Nous sommes honorés que le Pape ait nommé l'un d'entre nous, le Père Giorgio Marengo, à la tête de la petite Église de Mongolie et nous souhaitons de tout cœur lui faire sentir notre proximité et la certitude que nous cheminons avec lui.

Sœur Lucia, la Mongolie te manque, penses-tu y retourner tôt ou tard ?

La Mongolie me manque terriblement, vivre la mission dans cette terre au ciel bleu a été pour moi un magnifique don de Dieu, une grande richesse pour ma vie, pour laquelle je ne cesserai jamais de rendre grâce. J'espère, après ces années de service au sein de l'Institut, pouvoir revenir parmi le peuple de Mongolie, que j'aime de tout mon cœur. Et qui m'a aidée à vivre les choses essentielles de la vie et à laisser derrière moi tout ce qui n'est pas important. Un proverbe mongol le dit de manière très poétique : « les nuages passent, le ciel reste ».

Quel est, à ton avis, le défi le plus pressant pour un/une missionnaire ?

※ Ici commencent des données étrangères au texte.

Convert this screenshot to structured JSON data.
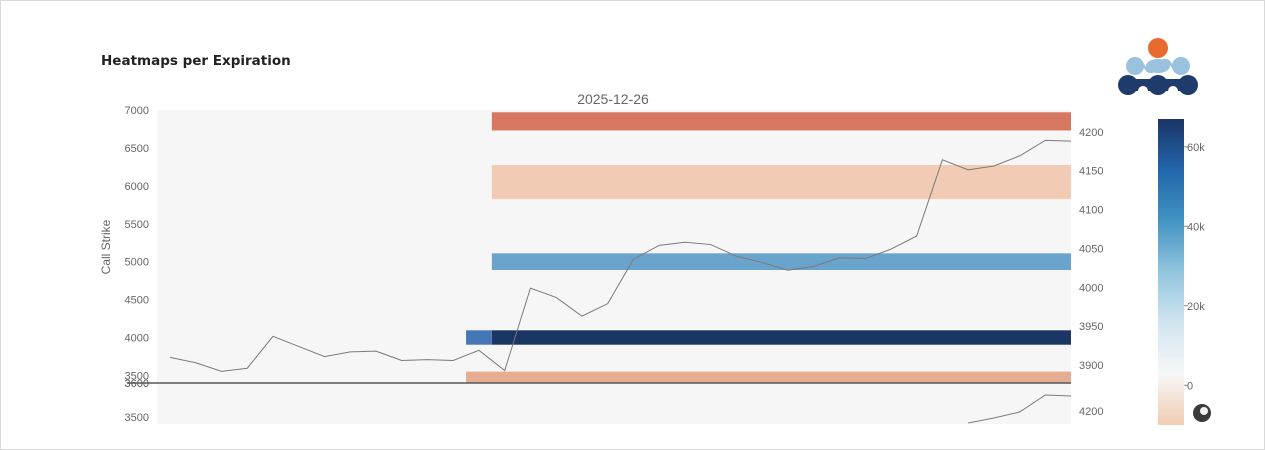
{
  "section_title": "Heatmaps per Expiration",
  "logo": {
    "name": "brand-logo"
  },
  "colors": {
    "plot_bg": "#f6f6f6",
    "line": "#7a7a7a",
    "axis_text": "#666666",
    "divider": "#555555"
  },
  "chart_data": {
    "type": "heatmap",
    "title": "2025-12-26",
    "ylabel": "Call Strike",
    "ylim": [
      3400,
      7000
    ],
    "y_ticks": [
      "7000",
      "6500",
      "6000",
      "5500",
      "5000",
      "4500",
      "4000",
      "3500"
    ],
    "y2lim": [
      3877,
      4228
    ],
    "y2_ticks": [
      "4200",
      "4150",
      "4100",
      "4050",
      "4000",
      "3950",
      "3900"
    ],
    "colorbar": {
      "min": -10000,
      "max": 67000,
      "ticks": [
        "0",
        "20k",
        "40k",
        "60k"
      ],
      "colors": [
        "#f0cbb3",
        "#f7f7f7",
        "#d1e5f0",
        "#92c5de",
        "#4393c3",
        "#2166ac",
        "#1c3566"
      ]
    },
    "strike_bands": [
      {
        "strike": 6850,
        "height": 240,
        "value": -40000,
        "start": 13,
        "color": "#d6775f"
      },
      {
        "strike": 6050,
        "height": 450,
        "value": -8000,
        "start": 13,
        "color": "#f2cbb4"
      },
      {
        "strike": 5000,
        "height": 220,
        "value": 32000,
        "start": 13,
        "color": "#6aa3cc"
      },
      {
        "strike": 4000,
        "height": 190,
        "value": 65000,
        "start": 13,
        "color": "#1b3564"
      },
      {
        "strike": 4000,
        "height": 190,
        "value": 50000,
        "start": 12,
        "end": 13,
        "color": "#4576b5"
      },
      {
        "strike": 3500,
        "height": 100,
        "value": -15000,
        "start": 12,
        "color": "#e5ad91"
      },
      {
        "strike": 3450,
        "height": 100,
        "value": -15000,
        "start": 12,
        "color": "#e5ad91"
      }
    ],
    "underlying": [
      3910,
      3903,
      3892,
      3896,
      3937,
      3924,
      3911,
      3917,
      3918,
      3906,
      3907,
      3906,
      3919,
      3893,
      3999,
      3987,
      3963,
      3979,
      4036,
      4054,
      4058,
      4055,
      4040,
      4032,
      4022,
      4027,
      4038,
      4037,
      4049,
      4066,
      4164,
      4151,
      4156,
      4169,
      4189,
      4188
    ],
    "second_panel": {
      "y_tick": "3500",
      "y2_tick": "4200",
      "strike_divider": "3600",
      "underlying_tail": [
        4171,
        4176,
        4182,
        4199,
        4198
      ]
    }
  }
}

La mission que j'ai vécue en Mongolie m'a profondément marquée, elle a creusé en moi, elle a ébranlé mes certitudes humaines pour faire plus de place à l'humilité et à la Grâce. Je crois que l'un des défis les plus urgents pour un missionnaire est de laisser son cœur se transformer, de laisser tomber toutes ses certitudes et de faire de la place à Dieu pour pouvoir s'approcher des gens avec le même amour que celui avec lequel nous faisons l'expérience d'être aimés par Lui et être cette simple petite présence de consolation au milieu des peuples vers lesquels nous sommes envoyés.